宮沢氷魚 映画 佐藤さんと佐藤さん

宮沢氷魚と岸井ゆきのが変容するカップルの15年を繊細に演じる映画『佐藤さんと佐藤さん』は公開中。Photo: ©2025『佐藤さんと佐藤さん』 製作委員会 (Movie Still), Michael Ochs Archives

大学のサークルで出会い結婚したカップルが、就職や子育てを経験するうちに、軋轢を抱えるようになる。『佐藤さんと佐藤さん』は、15年にわたる夫婦の喜びとすれ違いを、宮沢氷魚と岸井ゆきのが繊細に演じる、リアルで心に沁みるマリッジストーリーだ。「僕が演じたタモツは、いろいろなことを胸にため込み、思ったことをすぐ言葉にせず、どう伝えるべきかを自分の中で考え続けて葛藤する人物。だから、その怒りやモヤモヤをどの瞬間に爆発させ、どこまで表現するかを常に意識しながら演じました。言葉にせずとも表情だけで内面を伝える、そんな瞬間を作ることも意識しました」

快活で要領のいい妻に「なんでできないの?」と問われたときにタモツが吐き出す、「なんで、『なんで』ばっかりなんだよ」という台詞が心に残り、役を通しての学びもあったと語る。「できないことにも理由はあるのに、否定され続けると『何もやりたくない』と追い詰められてしまう。夫婦というのはどうしても割り切らなければいけないことがあると思うんです。でも、責め合う前にもう少し本音をさらけ出して、互いに話し合えたら、状況も変わってくるんだろうなと感じました」

31歳になり、自分の人生で積み重ねた経験をようやく役者として表現できるようになり、楽しみが増したと微笑む。

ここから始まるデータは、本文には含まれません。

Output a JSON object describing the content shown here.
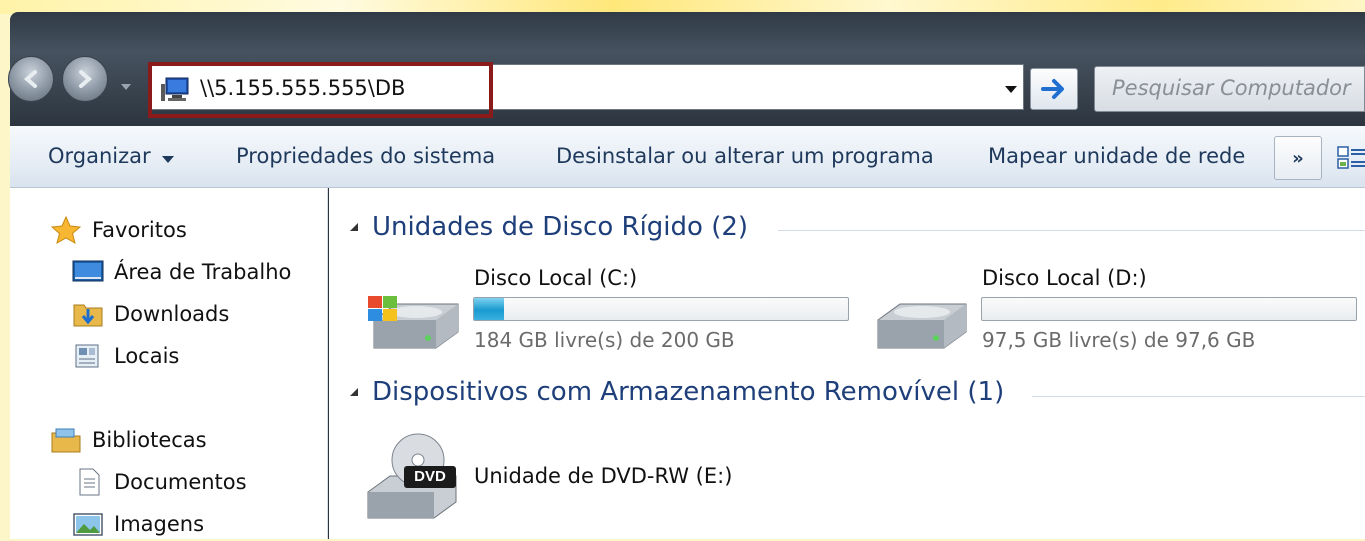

「20代では理解も表現も難しかった役柄に、今なら自信を持って挑める。これからも積み重ねてきた経験を信じて、挑戦の幅を広げていきたいです。役との出合いは巡り合わせ。今回も天野(千尋)監督やプロデューサーからのオファーに感謝し、託された役に全力で応えたいと思って演じました」

1 本作のように、恋人たちの出会いや衝突や違いを描いた作品で、特に印象に残っているのは?
夫婦のすれ違い、そしてもともと他人だった者たちが一緒に暮らすなかで喜びを見出そうとする過程に共感したのが、アダム・ドライバーとスカーレット・ヨハンソンが夫婦を演じる『マリッジ・ストーリー』です。また、菅田将暉さんと有村架純さんの『花束みたいな恋をした』も、今作を撮るにあたり参考になりました。

2 子どものころに夢中になった絵本や童話は?はらぺこあおむし 絵本

宮沢が子ども時代に親から読み聞かせてもらったという絵本『はらぺこあおむし』。Photo: 『はらぺこあおむし』 エリック・カール著 もり ひさし訳/偕成社 (Book Cover)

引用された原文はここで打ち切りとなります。